Stateside Louisiana: School Vouchers and the Privatization of Public Education

posted Aug 13, 2012, 3:43 AM by Bill Duncan   [ updated Aug 13, 2012, 3:45 AM ]
Link




Submitted by Elaine Magliaro Guest Blogger

In May, David Sirota penned an article for Salontitled Selling out Public Schools. In it, he said that Mitt Romney, President Obama, and both of our major political parties were “assaulting public education.”

Sirota wrote:

On the Republican side, the Washington Post reports Mitt Romney just unveiled “a pro-choice, pro-voucher, pro-states-rights education program that seems certain to hasten the privatization of the public education system” completely. On the other side, Wall Street titans in the Democratic Party with zero experience in education policy are marshaling tens of millions of dollars to do much of what Romney aims to do as president – and they often have a willing partner in President Barack “Race to the Top” Obama and various Democratic governors.

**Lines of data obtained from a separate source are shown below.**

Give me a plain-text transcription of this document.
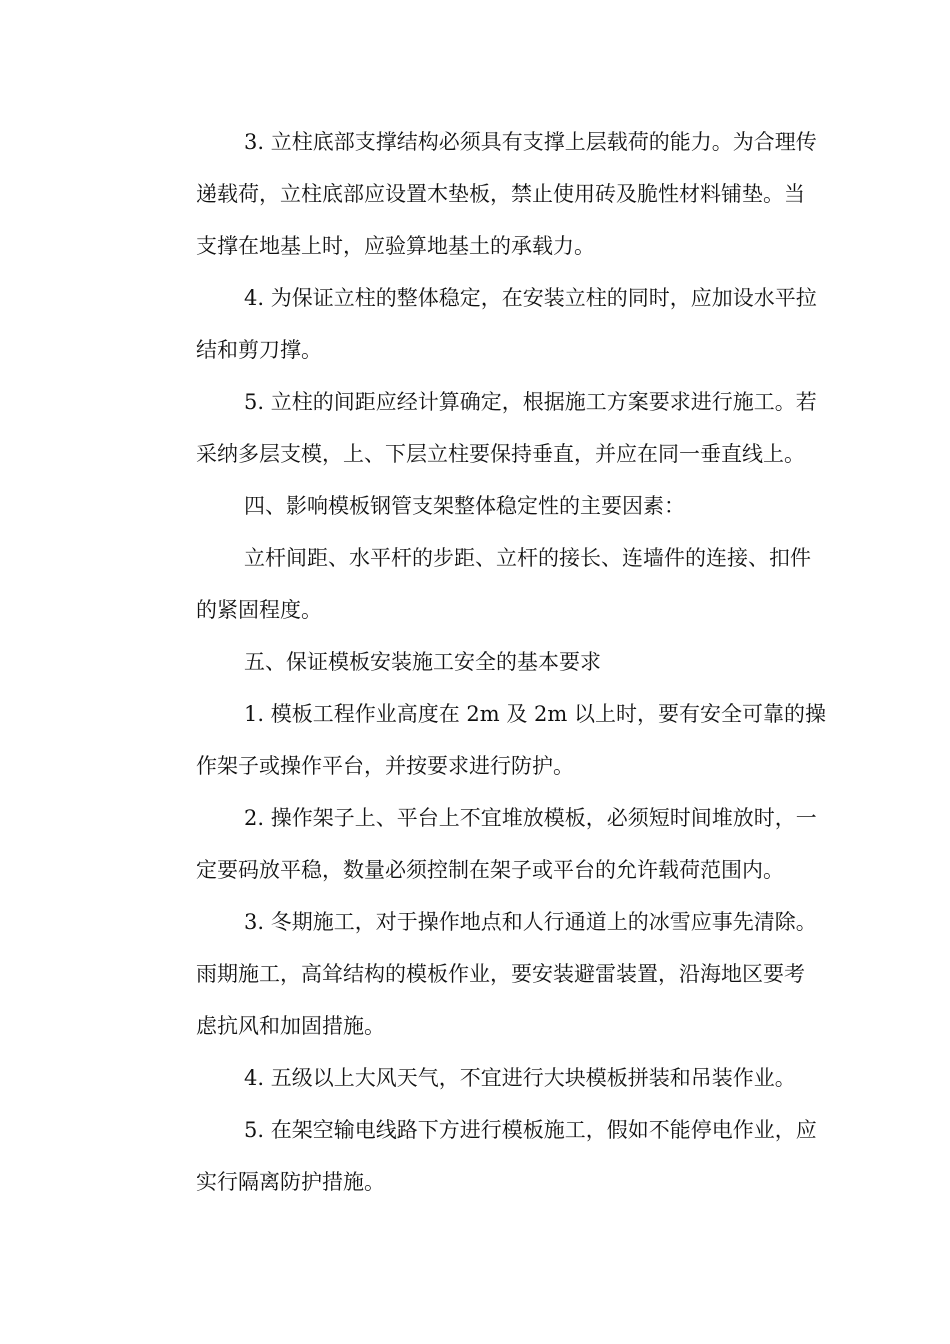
3. 立柱底部支撑结构必须具有支撑上层载荷的能力。为合理传
递载荷，立柱底部应设置木垫板，禁止使用砖及脆性材料铺垫。当
支撑在地基上时，应验算地基土的承载力。
4. 为保证立柱的整体稳定，在安装立柱的同时，应加设水平拉
结和剪刀撑。
5. 立柱的间距应经计算确定，根据施工方案要求进行施工。若
采纳多层支模，上、下层立柱要保持垂直，并应在同一垂直线上。
四、影响模板钢管支架整体稳定性的主要因素：
立杆间距、水平杆的步距、立杆的接长、连墙件的连接、扣件
的紧固程度。
五、保证模板安装施工安全的基本要求
1. 模板工程作业高度在 2m 及 2m 以上时，要有安全可靠的操
作架子或操作平台，并按要求进行防护。
2. 操作架子上、平台上不宜堆放模板，必须短时间堆放时，一
定要码放平稳，数量必须控制在架子或平台的允许载荷范围内。
3. 冬期施工，对于操作地点和人行通道上的冰雪应事先清除。
雨期施工，高耸结构的模板作业，要安装避雷装置，沿海地区要考
虑抗风和加固措施。
4. 五级以上大风天气，不宜进行大块模板拼装和吊装作业。
5. 在架空输电线路下方进行模板施工，假如不能停电作业，应
实行隔离防护措施。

Funded by corporate interests who naturally despise organized labor, both sides have demonized teachers’ unions as the primary problem in education — somehow ignoring the fact that most of the best-performing public school systems in America and in the rest of the world are, in fact, unionized. (Are we never supposed to ask how, if unions are the primary problem, so many unionized schools in America and abroad do so well?) Not surprisingly, these politicians and activists insist they are driven solely by their regard for the nation’s children — and they expect us to ignore the massive amount of money their benefactors (and even the activists personally) stand to make by transforming public education into yet another private profit center. Worse, they ask us also to forget that in the last few years of aggressive “reform” (read: evisceration) of public education, the education gap has actually gotten far worse, with the most highly touted policies put in place now turning the schoolhouse into yet another catalyst of crushing inequality.



Sirota says that charter schools and vouchers are one of the five most “prominent” of these policies. I would agree. There has been an education movement afoot for a many years whose aim is less about reforming public schools and more about the privatization of public education. One of the first steps in the “reform” process is funneling public money away from traditional public schools to “privately administered” charter schools and to private schools via tuition vouchers.